Ceci dit, il y a une dimension de l’œuvre qui m’interpelle profondément et que peu de gens relèvent. Dans la scène de l’assemblée populaire, point culminant du spectacle, le bon docteur Stockmann met en pièces l’utopie de la famille nucléaire dans laquelle notre société individualisée se réfugie pour se donner l’impression d’avoir encore le sens de la communauté, alors que dans cette cellule familiale se répète trop souvent le modèle commercial avec ses navrantes illusions de bonheur. Dans le même mouvement, il s’attaque au trop-plein de psychologie dans lequel nos sociétés malades trouvent refuge et qui a tendance à individualiser encore plus les problèmes que nous vivons, comme si la maladie mentale n’était qu’un problème cérébral biologique se traitant au cas par cas, au lieu de prendre le taureau pour les cornes pour régler les problèmes sociaux desquels elle tire son origine.

Dans un passionnant article qu’il a fait paraître dans Le monde diplomatique, Ostermeier l’exprime en ces termes:

«Pourquoi nous complaisons-nous à faire étalage d’une psychologie de bazar ? Pourquoi ne traitons-nous pas avec la même passion des ravages sociaux qui déferlent depuis une vingtaine d’années, alors qu’ils pèsent si lourdement sur nos corps et sur nos esprits – horaires de travail élastiques, numérisation du quotidien, obligation de rester joignable en permanence, courriels professionnels reçus jusque tard dans la nuit, identification totale à l’entreprise qui m’emploie, comme si j’étais marié avec elle?  L’infiltration de la pensée économique dans les plus infimes vaisseaux capillaires de la société moderne déforme nos corps, dénature nos affects.»

En ce sens, il rejoint les importants propos du philosophe Jean-Claude St-Onge que rapportait récemment Louis Cornellier dans un article du Devoir.

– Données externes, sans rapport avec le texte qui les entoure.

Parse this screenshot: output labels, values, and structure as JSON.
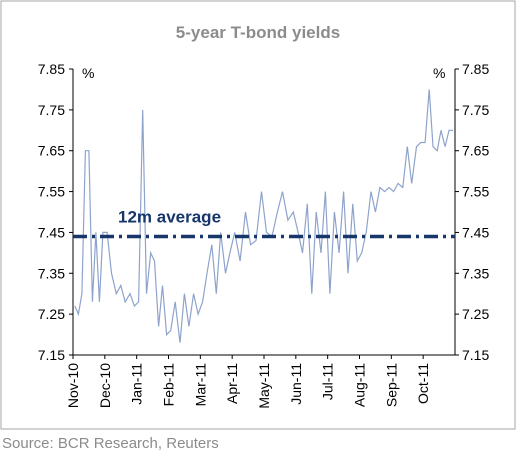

«Nous assistons à une médicalisation de la détresse psychologique qui fait l’impasse sur les considérations sociales. En ciblant le cerveau, l’approche biopsychiatrique nous épargne la laborieuse recherche du rôle des facteurs sociaux et des conflits intérieurs, sur lesquels insiste justement la psychanalyse, dans la détresse et la misère psychologiques et l’urgente nécessité d’apporter des correctifs aux institutions sociales, ce qui est plus exigeant que la prescription d’une pilule en 15 minutes.»

Voilà le genre de méditations que ce spectacle inspire. Parmi tant d’autres.